スマート・フォーツーカブリオ ターボ リミテッド(RR/6AT)/フォーフォー ターボ(RR/6AT)

日常を変えるコンパクト 2016.09.29 試乗記 第3世代となる現行型のスマートに、ターボエンジン搭載モデルが登場。その走りは、先行デビューした自然吸気モデルとどう違うのか。2シーターオープンと4シーター、それぞれの持ち味をチェックした。

ターボ付きはまるで別モノ

東京湾を眺めながら、千葉県・稲毛海岸の海沿いの道を「スマート・フォーツーカブリオ ターボ リミテッド」で流していると、天気は今にも崩れそうではあったけれど、吹けよ風、呼べよ嵐、ドーンと来い、という太っ腹な気分になった。

オープンカーは百難隠す。ということもあるにせよ、フォーツーカブリオ ターボはいい路面の道路を適度な速度で流している時にその最良の面を見せるのだ。ホイールベースたったの1875mmのコンパクトカーとは思えぬほど、乗り心地はどっしりしている。ボディー剛性が高い。車重も990kgある。意外に重い。そこは日本の軽自動車と大いに違う。ちっちゃいけれど、手の込んだ一人前のちゃんとしたモノに乗っている感がある。

ターボ化のおかげで、いまどきびっくりするぐらい遅い998ccの3気筒自然吸気(NA)モデルよりフツーに乗れる。ま、NA版もそのうちその遅さに慣れるけれど、初めて乗った直後は、「おーい、生きているかぁ~」と山で遭難した人に呼びかけるような気分になった。「ツイナミック」と名付けられたデュアルクラッチ式トランスミッションも変速が超ユッタリしていて、CVTかと思った。

その点、ターボは全然違う。ターボモデルはNAの998ccユニットのボアはそのままに、ストロークを8.2mm縮めて排気量897ccに縮小し、ターボチャージャーの力を借りて、リッターあたり100ps以上の最高出力90ps/5500rpm、最大トルク13.8kgm/2500rpmを発生する。

NAは71ps、9.3kgmにすぎないから、19psと4.5kgm強力になっている。しかもターボは最大トルクを2850rpmで発生するNAに対して350rpm早めにより分厚いトルクを得ているのだから、低速トルクに余裕がある。

第3世代スマートのターボ車は、自然吸気モデルの導入から9カ月遅れて、2016年8月に国内でデビューした。写真は2シーターオープンの「スマート・フォーツーカブリオ ターボ リミテッド」。

「スマート・フォーツーカブリオ ターボ リミテッド」のインテリア。
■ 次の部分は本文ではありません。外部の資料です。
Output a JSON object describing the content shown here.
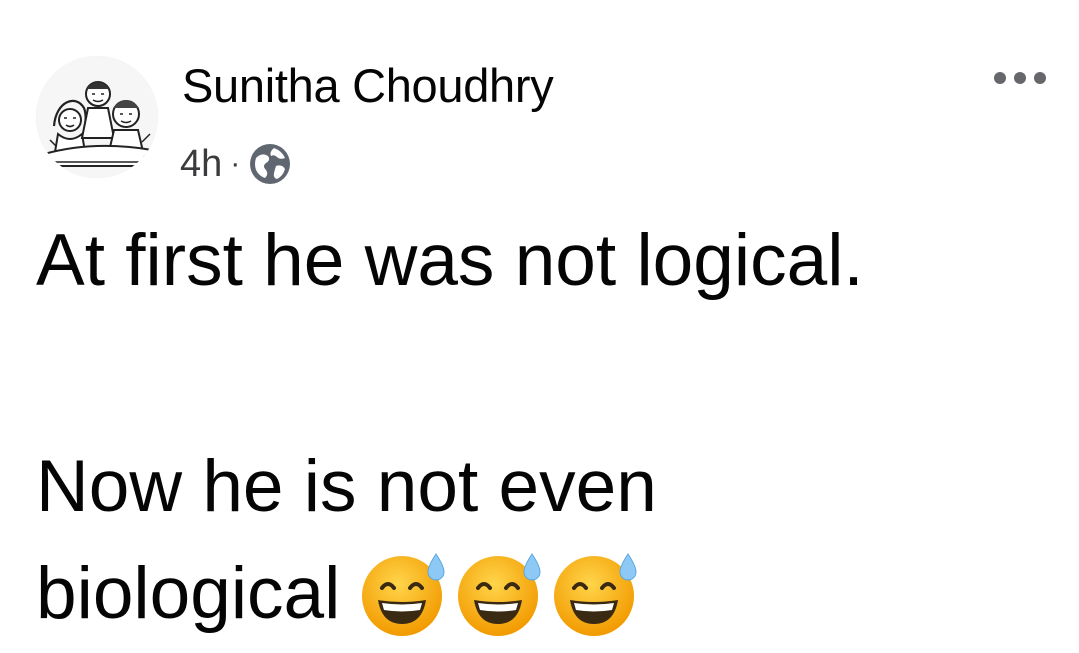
{
  "post": {
    "author_name": "Sunitha Choudhry",
    "timestamp": "4h",
    "separator": "·",
    "audience_icon": "globe-icon",
    "more_icon": "more-options-icon",
    "text_line1": "At first he was not logical.",
    "text_line2": "Now he is not even",
    "text_line3": "biological",
    "emoji_name": "grinning-face-with-sweat-emoji",
    "emoji_count": 3,
    "emoji_color": "#F7B500"
  }
}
テスト車はオプションのポータブルナビを装着しているが、スマートフォンをカーナビ代わりに使う連携キットも用意される。

「フォーツー」「フォーフォー」ともに、ターボ車のAピラー付け根には、エンジン回転計が備わる。メーター下方に見える円形部分は、時計。

大柄なSUVと並ぶと、「フォーツー」の小ささは一段と際立つ。2755mmの全長は、右に見える「ジープ・グランドチェロキー」のホイールベース(2915mm)よりも短い。